Giustizia, un decreto "salva-Canzio": troppi ricorsi in Cassazione e il rischio default

02 marzo 2016 ore 11:00, Lucia Bigozzi
“Assediata da un mostruoso numero di ricorsi”. Frase che di per sé indica l’immagine di un imbuto strettissimo dal quale non riescono a passare un mare di cose e per questo si affastellano le une sulle altre. Un’immagine di caos. Immagine ancora più sconcertante se applicata al funzionamento della macchina Giustizia in tutte le sue articolazioni. A pronunciare la frase choc è Giovanni Canzio, primo presidente della Corte di Cassazione, che a quelle parole ne ha aggiunte altre per sottolinearne la gravità: non solo c’è un mostruoso numero di ricorsi, ma una situazione del genere non è paragonabile a nessun altro caso al mondo. Come dire: Italia, unica anche in questo. Ma non è certo un bel fiore all’occhiello, perché Canzio rilancia l’allarme: così si va in default. E proprio dal numero uno della Corte, arriva una richiesta precisa, netta e chiara serve un decreto legge. Cioè un atto che abbia il carattere di urgenza e, possibilmente di efficacia. Una “sveglia” per la maggioranza che sta al governo e che da mesi è “incartata” nel dibattito infinito sulle unioni civili e le adozioni gay che, per carità hanno il loro perché, ma certo in questo momento non sono la priorità di un’Italia che arranca, nell’economia e dunque per l’occupazione e, come nel caso specifico, nella giustizia. Problemi atavici, per carità ma che adesso, arrivati a questo livello di gravità, impongono una corsia preferenziale. L’appello, Canzio lo ha rivolto a chi governa dalla sede del Consiglio superiore della magistratura in occasione di un convegno al quale, tra gli altri, ha partecipato anche il ministro della Giustizia Orlando. 
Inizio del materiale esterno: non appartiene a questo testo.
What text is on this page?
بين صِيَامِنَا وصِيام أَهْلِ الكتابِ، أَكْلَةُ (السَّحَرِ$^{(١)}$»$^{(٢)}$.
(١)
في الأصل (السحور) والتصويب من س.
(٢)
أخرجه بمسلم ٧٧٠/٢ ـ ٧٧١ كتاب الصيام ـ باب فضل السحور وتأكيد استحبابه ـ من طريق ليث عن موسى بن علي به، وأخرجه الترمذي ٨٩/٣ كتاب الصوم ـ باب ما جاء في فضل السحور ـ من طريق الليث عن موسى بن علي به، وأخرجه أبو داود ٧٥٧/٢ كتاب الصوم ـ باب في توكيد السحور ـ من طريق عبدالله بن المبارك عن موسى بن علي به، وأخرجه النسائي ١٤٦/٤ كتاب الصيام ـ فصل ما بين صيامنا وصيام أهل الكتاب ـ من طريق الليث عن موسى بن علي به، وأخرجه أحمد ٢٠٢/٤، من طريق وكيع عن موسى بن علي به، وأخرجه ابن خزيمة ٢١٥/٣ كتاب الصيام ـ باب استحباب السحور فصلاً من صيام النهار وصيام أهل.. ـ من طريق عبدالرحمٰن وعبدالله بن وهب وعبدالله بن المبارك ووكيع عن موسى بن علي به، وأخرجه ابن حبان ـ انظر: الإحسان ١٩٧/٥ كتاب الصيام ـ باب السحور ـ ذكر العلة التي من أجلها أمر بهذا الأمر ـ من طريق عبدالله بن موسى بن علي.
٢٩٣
Giustizia, un decreto 'salva-Canzio': troppi ricorsi in Cassazione e il rischio default
Il presidente della Corte di Cassazione nel suo intervento parla di un “flusso di ricorsi patologico” e cita numeri: ogni anno sono 80mila, la maggiorparte dei quali riguardano il penale. Quello civile è forse il settore della giustizia che più di altri sconta un ritardo pazzesco e l’accumulo di faldoni in arretrato. Ad oggi, secondo i dati forniti, ci sono qualcosa come 105mila dossier ancora chiusi. Con una percentuale di ricorsi notevole, ovvero il 48 per cento, che arrivano in Cassazione direttamente da parte dello Stato. Che dire poi della durata dei processi? Nel settore civile ormai, i tempi veleggiano attorno ai quattro anni. Di qui la richiesta, pressante, di un decreto legge per poter attuare rapidamente alcune riforme che quantomeno evitino il rischio default indicato chiaramente da Canzio. Chissà cosa avrà pensato il Guardasigilli. Al Senato è stato rimesso in pista il dossier sulla riforma del processo penale ma resta la nebbia su quello civile e  la percezione di una Giustizia troppo distante dal cittadino. Come il Fisco e altre emergenze italiane che impattano tutti i giorni nella vita delle persone.